Anderson's robust designs suited the tastes of the region's nouveau riche, coming at a time of affluence and rapid expansion aided by electric streetcars that followed a national economic crash in the early 1890s. In 1916, however, came the refined sophistication of William Lawrence Bottomley. By then, Anderson had moved his family to a relatively simple house he designed on inherited property straddling the line between Albemarle and Fluvanna counties, prompting the name "Albevanna." The natural springs there provided clean water that he bottled and sold to customers in Richmond and as far away as New York City.

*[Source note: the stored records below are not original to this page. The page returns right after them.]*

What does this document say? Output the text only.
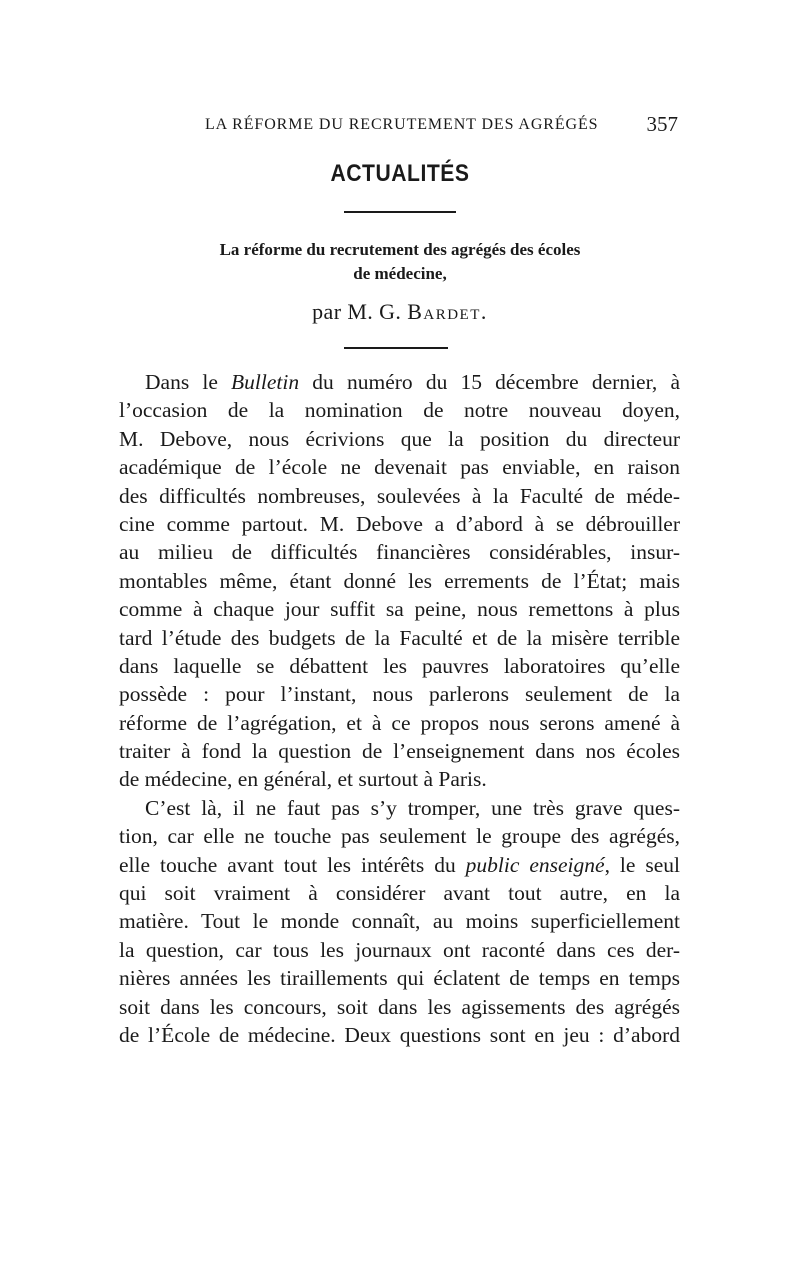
LA RÉFORME DU RECRUTEMENT DES AGRÉGÉS 357
ACTUALITÉS
La réforme du recrutement des agrégés des écoles
de médecine,
par M. G. Bardet.
Dans le Bulletin du numéro du 15 décembre dernier, à
l’occasion de la nomination de notre nouveau doyen,
M. Debove, nous écrivions que la position du directeur
académique de l’école ne devenait pas enviable, en raison
des difficultés nombreuses, soulevées à la Faculté de méde-
cine comme partout. M. Debove a d’abord à se débrouiller
au milieu de difficultés financières considérables, insur-
montables même, étant donné les errements de l’État; mais
comme à chaque jour suffit sa peine, nous remettons à plus
tard l’étude des budgets de la Faculté et de la misère terrible
dans laquelle se débattent les pauvres laboratoires qu’elle
possède : pour l’instant, nous parlerons seulement de la
réforme de l’agrégation, et à ce propos nous serons amené à
traiter à fond la question de l’enseignement dans nos écoles
de médecine, en général, et surtout à Paris.
C’est là, il ne faut pas s’y tromper, une très grave ques-
tion, car elle ne touche pas seulement le groupe des agrégés,
elle touche avant tout les intérêts du public enseigné, le seul
qui soit vraiment à considérer avant tout autre, en la
matière. Tout le monde connaît, au moins superficiellement
la question, car tous les journaux ont raconté dans ces der-
nières années les tiraillements qui éclatent de temps en temps
soit dans les concours, soit dans les agissements des agrégés
de l’École de médecine. Deux questions sont en jeu : d’abord
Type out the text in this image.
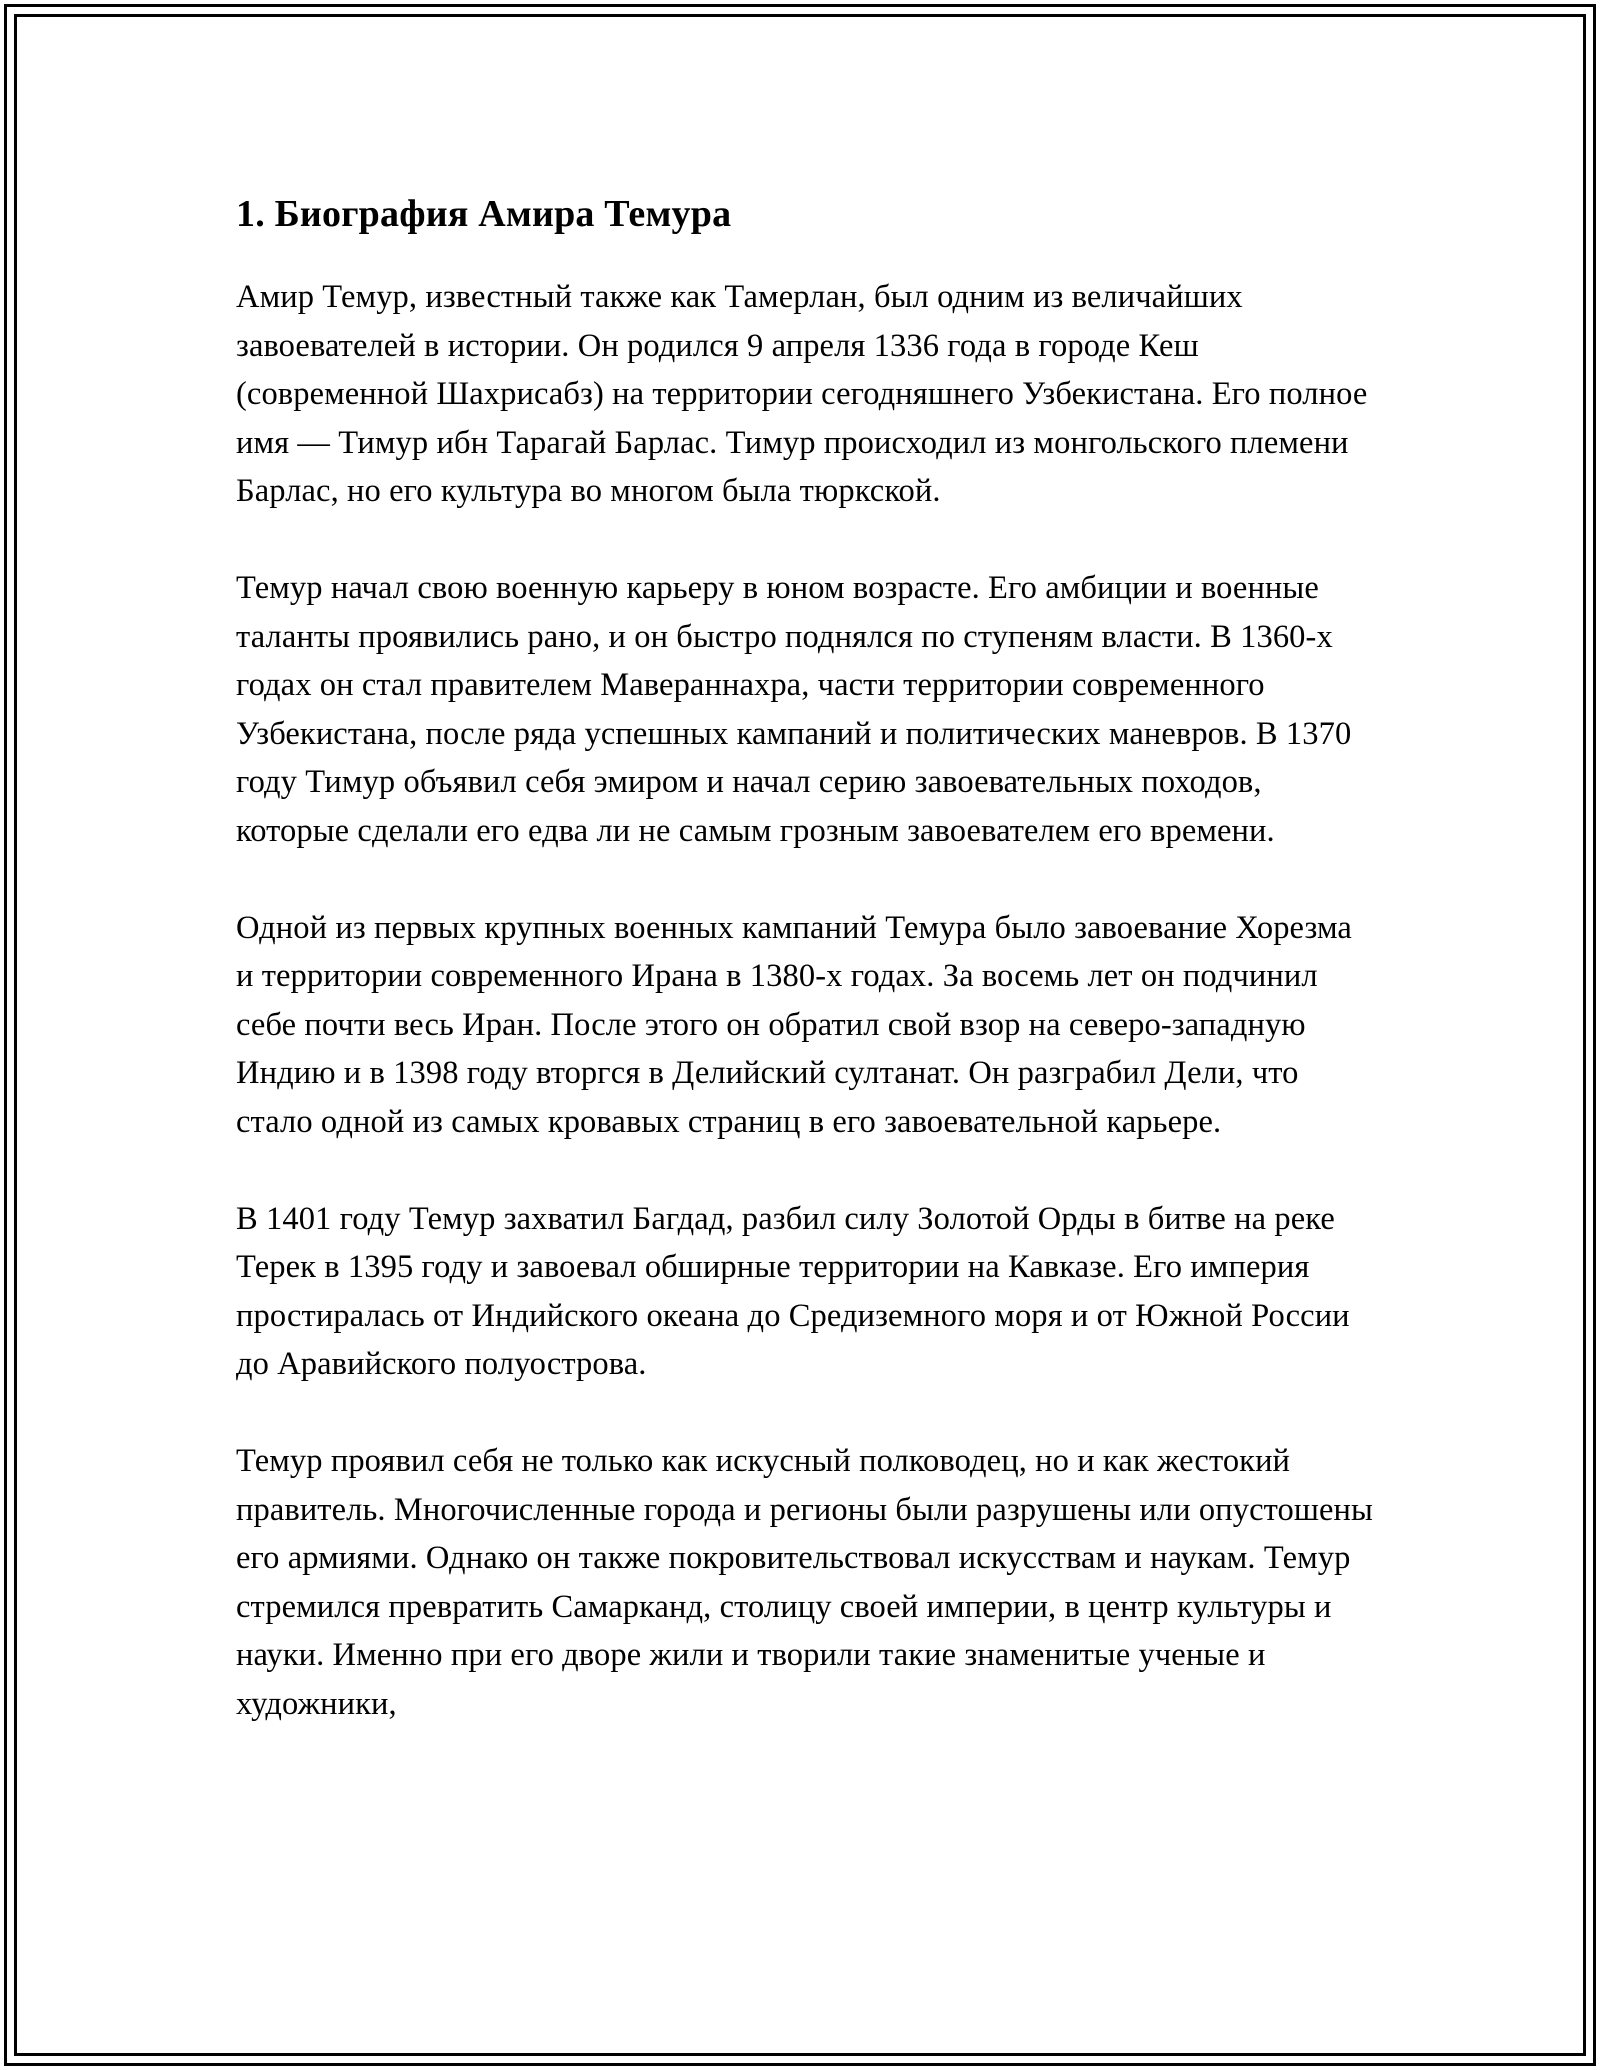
1. Биография Амира Темура

Амир Темур, известный также как Тамерлан, был одним из величайших завоевателей в истории. Он родился 9 апреля 1336 года в городе Кеш (современной Шахрисабз) на территории сегодняшнего Узбекистана. Его полное имя — Тимур ибн Тарагай Барлас. Тимур происходил из монгольского племени Барлас, но его культура во многом была тюркской.

Темур начал свою военную карьеру в юном возрасте. Его амбиции и военные таланты проявились рано, и он быстро поднялся по ступеням власти. В 1360-х годах он стал правителем Мавераннахра, части территории современного Узбекистана, после ряда успешных кампаний и политических маневров. В 1370 году Тимур объявил себя эмиром и начал серию завоевательных походов, которые сделали его едва ли не самым грозным завоевателем его времени.

Одной из первых крупных военных кампаний Темура было завоевание Хорезма и территории современного Ирана в 1380-х годах. За восемь лет он подчинил себе почти весь Иран. После этого он обратил свой взор на северо-западную Индию и в 1398 году вторгся в Делийский султанат. Он разграбил Дели, что стало одной из самых кровавых страниц в его завоевательной карьере.

В 1401 году Темур захватил Багдад, разбил силу Золотой Орды в битве на реке Терек в 1395 году и завоевал обширные территории на Кавказе. Его империя простиралась от Индийского океана до Средиземного моря и от Южной России до Аравийского полуострова.

Темур проявил себя не только как искусный полководец, но и как жестокий правитель. Многочисленные города и регионы были разрушены или опустошены его армиями. Однако он также покровительствовал искусствам и наукам. Темур стремился превратить Самарканд, столицу своей империи, в центр культуры и науки. Именно при его дворе жили и творили такие знаменитые ученые и художники,
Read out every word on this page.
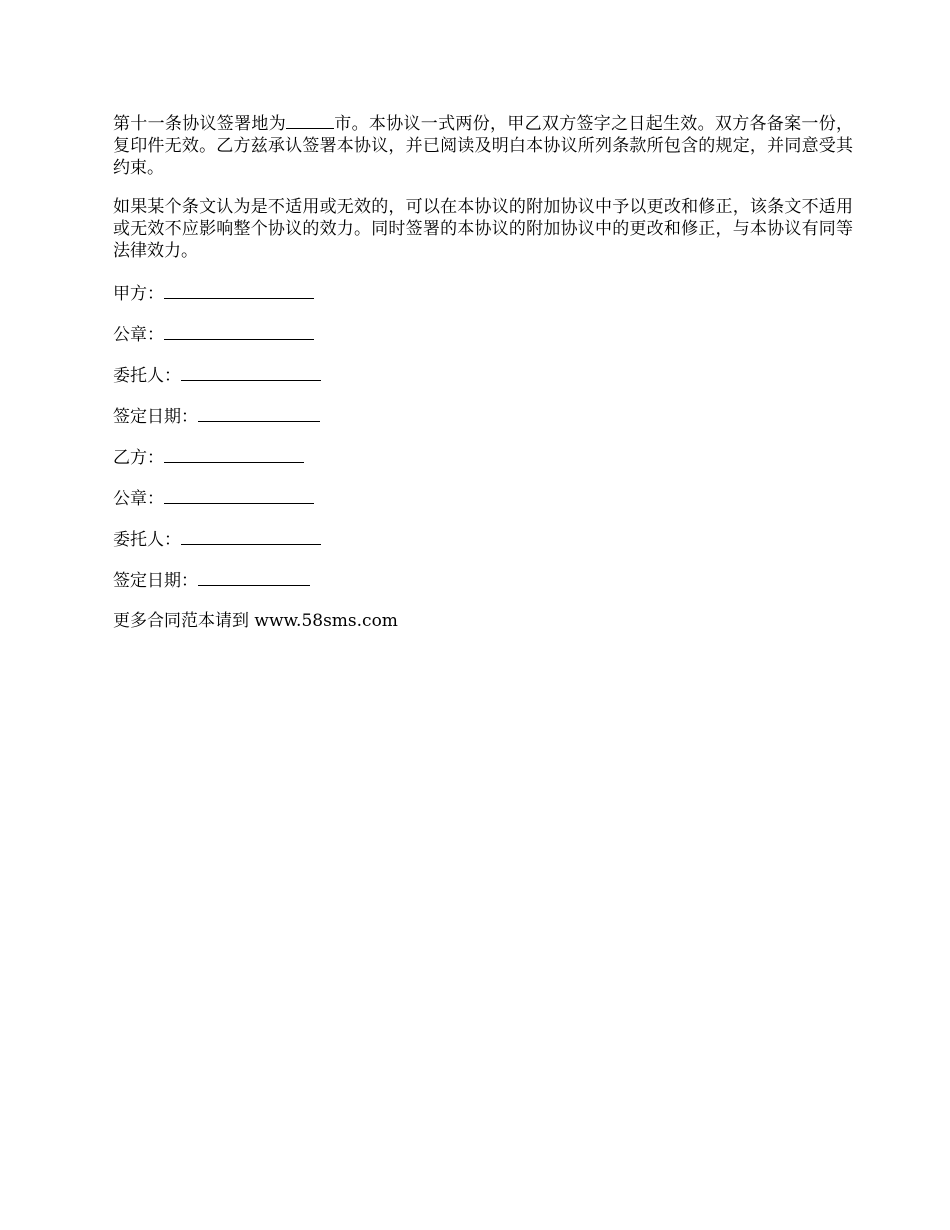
第十一条协议签署地为	市。本协议一式两份，甲乙双方签字之日起生效。双方各备案一份，复印件无效。乙方兹承认签署本协议，并已阅读及明白本协议所列条款所包含的规定，并同意受其约束。

如果某个条文认为是不适用或无效的，可以在本协议的附加协议中予以更改和修正，该条文不适用或无效不应影响整个协议的效力。同时签署的本协议的附加协议中的更改和修正，与本协议有同等法律效力。

甲方：
公章：
委托人：
签定日期：
乙方：
公章：
委托人：
签定日期：

更多合同范本请到 www.58sms.com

Another project Anderson (and every other major Richmond architect) bid for in 1914 was the 316-foot-high multiuse municipal building for the city courts, auditorium and library, for location between 11th and 12th streets on Broad. The hodge-podge plan languished for years due to City Council wrangling and was eventually rejected. The late-1917 entrance of the United States into World War I diverted resources abroad. These events may have drained attention and money from the Gateway. But personal tragedy may have also eclipsed his ambition.
John Bledsoe, Anderson's eldest son and the presumed inheritor of the business, was killed in action in France on Oct. 14, 1917.
Anderson became the chief architect for the C.S. Sprenkle house-building business of Richmond and engaged in inventions for construction. He died on April 7, 1940.
Almost exactly a century after Anderson proposed his stupendous entrance, there is discussion about improving the city's "gateways." One could then be given to wonder how the presence of the grand gateway at Boulevard and Broad would have affected development near there, and if it would have survived to the present day.